RYAN YOUNG, CNN NATIONAL CORRESPONDENT: Jim Schielein says the U.S. trade war with China and the tariffs are decreasing the revenue on his Illinois farm by 30 percent.
JIM SCHIELEIN, SOYBEAN FARMER: It's really hitting us in the pocketbook pretty hard.
YOUNG: Others farmers are much more critical of President Trump.
JOHN WESLEY BOYD, JR., SOYBEAN FARMER: President is playing footsie with China while America's farmers are on the losing end of the stick. And quite frankly I don't know why more mid-Western farmers are not outraged.

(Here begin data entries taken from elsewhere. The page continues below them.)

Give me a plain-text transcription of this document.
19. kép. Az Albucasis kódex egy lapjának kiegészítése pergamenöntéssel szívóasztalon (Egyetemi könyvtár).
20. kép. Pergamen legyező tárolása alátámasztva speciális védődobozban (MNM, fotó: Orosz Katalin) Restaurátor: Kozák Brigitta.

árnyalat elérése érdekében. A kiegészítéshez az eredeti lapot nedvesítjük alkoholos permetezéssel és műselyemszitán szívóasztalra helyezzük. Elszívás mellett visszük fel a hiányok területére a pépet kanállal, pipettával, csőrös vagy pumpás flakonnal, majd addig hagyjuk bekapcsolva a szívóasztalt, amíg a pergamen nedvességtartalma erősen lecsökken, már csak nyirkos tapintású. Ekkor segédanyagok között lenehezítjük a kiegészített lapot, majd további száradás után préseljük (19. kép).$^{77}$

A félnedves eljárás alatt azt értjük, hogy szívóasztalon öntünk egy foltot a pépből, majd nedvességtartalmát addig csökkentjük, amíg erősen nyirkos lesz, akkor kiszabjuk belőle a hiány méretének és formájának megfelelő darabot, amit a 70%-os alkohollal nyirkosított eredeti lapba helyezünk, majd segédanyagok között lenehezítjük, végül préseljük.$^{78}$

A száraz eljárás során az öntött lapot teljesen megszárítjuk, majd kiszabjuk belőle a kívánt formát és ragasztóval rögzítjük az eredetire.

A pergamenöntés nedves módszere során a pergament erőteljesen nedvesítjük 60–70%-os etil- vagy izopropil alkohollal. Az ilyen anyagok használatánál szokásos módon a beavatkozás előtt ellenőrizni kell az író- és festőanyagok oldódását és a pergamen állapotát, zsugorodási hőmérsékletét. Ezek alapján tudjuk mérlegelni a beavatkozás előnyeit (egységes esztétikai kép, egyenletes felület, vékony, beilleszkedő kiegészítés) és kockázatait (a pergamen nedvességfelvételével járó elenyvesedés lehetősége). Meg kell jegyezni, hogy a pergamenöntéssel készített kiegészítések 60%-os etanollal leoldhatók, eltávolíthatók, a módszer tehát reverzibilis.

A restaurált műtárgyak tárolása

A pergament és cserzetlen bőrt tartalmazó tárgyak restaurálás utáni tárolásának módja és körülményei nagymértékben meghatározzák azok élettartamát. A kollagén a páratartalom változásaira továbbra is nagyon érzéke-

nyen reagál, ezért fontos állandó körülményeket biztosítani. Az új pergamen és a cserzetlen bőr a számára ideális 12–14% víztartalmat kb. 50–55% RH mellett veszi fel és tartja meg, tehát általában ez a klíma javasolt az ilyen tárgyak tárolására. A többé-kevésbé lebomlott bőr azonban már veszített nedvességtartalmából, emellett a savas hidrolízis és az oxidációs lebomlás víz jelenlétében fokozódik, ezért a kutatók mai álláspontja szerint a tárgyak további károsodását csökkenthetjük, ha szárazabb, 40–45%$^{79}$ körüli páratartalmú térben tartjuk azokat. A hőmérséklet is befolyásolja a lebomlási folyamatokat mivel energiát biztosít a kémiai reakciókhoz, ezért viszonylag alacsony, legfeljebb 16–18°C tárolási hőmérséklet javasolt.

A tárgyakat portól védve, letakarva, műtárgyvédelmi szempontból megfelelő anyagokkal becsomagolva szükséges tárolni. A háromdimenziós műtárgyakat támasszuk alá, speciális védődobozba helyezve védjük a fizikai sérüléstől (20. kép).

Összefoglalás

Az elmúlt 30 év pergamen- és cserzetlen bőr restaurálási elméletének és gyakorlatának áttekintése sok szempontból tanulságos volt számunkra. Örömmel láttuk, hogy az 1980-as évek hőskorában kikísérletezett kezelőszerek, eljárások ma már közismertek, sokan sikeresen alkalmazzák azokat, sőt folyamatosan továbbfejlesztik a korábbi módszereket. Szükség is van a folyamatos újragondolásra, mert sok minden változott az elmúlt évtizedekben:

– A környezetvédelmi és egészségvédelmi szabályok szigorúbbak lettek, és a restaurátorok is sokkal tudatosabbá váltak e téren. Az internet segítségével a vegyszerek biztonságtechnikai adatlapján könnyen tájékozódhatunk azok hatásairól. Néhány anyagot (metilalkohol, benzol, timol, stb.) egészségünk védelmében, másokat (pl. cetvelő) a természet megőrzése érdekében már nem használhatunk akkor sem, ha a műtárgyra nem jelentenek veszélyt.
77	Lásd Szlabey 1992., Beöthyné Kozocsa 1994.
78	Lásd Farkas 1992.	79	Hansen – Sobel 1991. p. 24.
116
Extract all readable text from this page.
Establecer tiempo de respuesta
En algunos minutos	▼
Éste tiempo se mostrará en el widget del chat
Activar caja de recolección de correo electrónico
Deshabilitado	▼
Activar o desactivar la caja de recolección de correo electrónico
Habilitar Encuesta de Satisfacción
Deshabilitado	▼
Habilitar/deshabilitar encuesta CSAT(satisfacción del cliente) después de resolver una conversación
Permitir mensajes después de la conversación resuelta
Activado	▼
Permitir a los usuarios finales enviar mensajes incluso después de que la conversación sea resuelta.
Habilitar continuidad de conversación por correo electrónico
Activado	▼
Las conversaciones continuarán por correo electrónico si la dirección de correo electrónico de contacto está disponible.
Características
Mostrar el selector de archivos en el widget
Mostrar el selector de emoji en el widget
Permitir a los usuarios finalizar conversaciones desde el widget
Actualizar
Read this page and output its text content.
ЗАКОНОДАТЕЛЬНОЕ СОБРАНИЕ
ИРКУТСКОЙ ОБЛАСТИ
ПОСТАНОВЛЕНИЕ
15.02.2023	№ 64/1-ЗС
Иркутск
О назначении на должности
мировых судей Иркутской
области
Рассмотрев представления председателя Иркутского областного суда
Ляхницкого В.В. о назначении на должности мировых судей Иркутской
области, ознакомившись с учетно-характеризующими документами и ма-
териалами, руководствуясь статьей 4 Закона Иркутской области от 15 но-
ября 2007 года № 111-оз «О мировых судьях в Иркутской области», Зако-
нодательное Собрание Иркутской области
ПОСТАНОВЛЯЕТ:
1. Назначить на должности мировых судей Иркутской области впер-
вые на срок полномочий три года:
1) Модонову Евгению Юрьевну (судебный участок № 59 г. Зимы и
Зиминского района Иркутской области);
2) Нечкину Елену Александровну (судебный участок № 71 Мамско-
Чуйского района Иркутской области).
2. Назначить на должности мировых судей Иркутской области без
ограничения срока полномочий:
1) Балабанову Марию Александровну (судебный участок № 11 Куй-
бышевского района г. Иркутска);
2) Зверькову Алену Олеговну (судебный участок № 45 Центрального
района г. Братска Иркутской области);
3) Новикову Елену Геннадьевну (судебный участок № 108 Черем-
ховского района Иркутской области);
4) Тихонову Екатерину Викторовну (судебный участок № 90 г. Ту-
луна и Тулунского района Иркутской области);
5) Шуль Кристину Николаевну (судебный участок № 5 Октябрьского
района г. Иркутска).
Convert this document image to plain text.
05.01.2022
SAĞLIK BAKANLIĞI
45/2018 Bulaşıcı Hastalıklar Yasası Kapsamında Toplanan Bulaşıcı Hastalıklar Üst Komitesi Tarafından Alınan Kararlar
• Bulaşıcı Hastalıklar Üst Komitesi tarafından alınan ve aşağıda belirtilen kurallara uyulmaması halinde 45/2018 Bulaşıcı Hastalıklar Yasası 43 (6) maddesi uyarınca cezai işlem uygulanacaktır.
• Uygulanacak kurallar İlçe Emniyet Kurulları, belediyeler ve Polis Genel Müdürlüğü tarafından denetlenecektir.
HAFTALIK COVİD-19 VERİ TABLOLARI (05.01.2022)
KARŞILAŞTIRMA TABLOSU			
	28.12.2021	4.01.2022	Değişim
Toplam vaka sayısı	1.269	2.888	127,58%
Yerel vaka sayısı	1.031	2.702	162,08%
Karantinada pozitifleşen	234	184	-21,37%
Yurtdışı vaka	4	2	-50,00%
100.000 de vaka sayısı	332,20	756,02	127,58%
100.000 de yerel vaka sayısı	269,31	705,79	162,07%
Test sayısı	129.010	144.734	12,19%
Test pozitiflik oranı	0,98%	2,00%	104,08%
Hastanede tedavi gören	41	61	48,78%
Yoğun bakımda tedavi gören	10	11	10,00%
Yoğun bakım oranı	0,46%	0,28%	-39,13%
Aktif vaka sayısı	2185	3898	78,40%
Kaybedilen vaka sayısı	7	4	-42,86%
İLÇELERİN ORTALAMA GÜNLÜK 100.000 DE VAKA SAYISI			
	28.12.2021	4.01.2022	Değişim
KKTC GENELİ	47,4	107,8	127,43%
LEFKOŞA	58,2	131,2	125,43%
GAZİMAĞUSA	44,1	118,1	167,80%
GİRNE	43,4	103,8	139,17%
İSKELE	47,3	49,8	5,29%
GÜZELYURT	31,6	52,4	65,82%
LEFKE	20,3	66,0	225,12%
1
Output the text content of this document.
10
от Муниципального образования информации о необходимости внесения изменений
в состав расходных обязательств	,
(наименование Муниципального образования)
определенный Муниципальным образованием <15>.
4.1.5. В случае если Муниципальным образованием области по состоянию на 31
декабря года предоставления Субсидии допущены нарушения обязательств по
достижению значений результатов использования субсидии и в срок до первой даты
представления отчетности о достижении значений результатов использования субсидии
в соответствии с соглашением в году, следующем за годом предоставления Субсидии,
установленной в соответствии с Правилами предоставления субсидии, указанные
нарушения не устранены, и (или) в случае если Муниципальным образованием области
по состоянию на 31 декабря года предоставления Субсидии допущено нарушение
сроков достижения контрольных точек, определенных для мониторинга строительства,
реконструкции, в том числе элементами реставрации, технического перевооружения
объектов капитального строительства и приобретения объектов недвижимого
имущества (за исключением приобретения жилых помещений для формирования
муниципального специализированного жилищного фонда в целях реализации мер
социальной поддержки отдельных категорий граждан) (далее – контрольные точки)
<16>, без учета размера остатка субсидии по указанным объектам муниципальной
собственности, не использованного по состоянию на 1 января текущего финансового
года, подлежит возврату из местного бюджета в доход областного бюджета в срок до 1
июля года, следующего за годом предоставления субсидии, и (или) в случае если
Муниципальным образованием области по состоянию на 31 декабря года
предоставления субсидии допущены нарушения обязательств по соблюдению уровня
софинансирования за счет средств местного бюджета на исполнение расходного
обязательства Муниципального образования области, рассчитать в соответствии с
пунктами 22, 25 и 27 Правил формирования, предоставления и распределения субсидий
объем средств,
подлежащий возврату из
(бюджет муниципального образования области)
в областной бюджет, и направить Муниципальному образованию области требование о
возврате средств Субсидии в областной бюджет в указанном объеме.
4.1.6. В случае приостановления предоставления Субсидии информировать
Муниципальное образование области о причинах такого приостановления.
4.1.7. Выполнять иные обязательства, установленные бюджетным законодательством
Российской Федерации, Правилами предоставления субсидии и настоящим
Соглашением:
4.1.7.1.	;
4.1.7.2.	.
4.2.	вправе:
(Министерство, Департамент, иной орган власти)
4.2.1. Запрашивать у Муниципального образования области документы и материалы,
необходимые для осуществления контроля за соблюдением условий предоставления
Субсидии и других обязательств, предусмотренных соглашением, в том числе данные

YOUNG: The trade wars are taking a toll on farmers, already hit hard by low commodity prices and devastating floods across the Midwest. There has been a wave of farmers declaring chapter 12 bankruptcy. Here in the Midwest, District of Illinois, Wisconsin, and Indiana, the number of those farm bankruptcy case doubled in 10 years according to the District 7 Appeals Court.
Jim says farmers are taking extreme measures to survive including went to buy critical machinery.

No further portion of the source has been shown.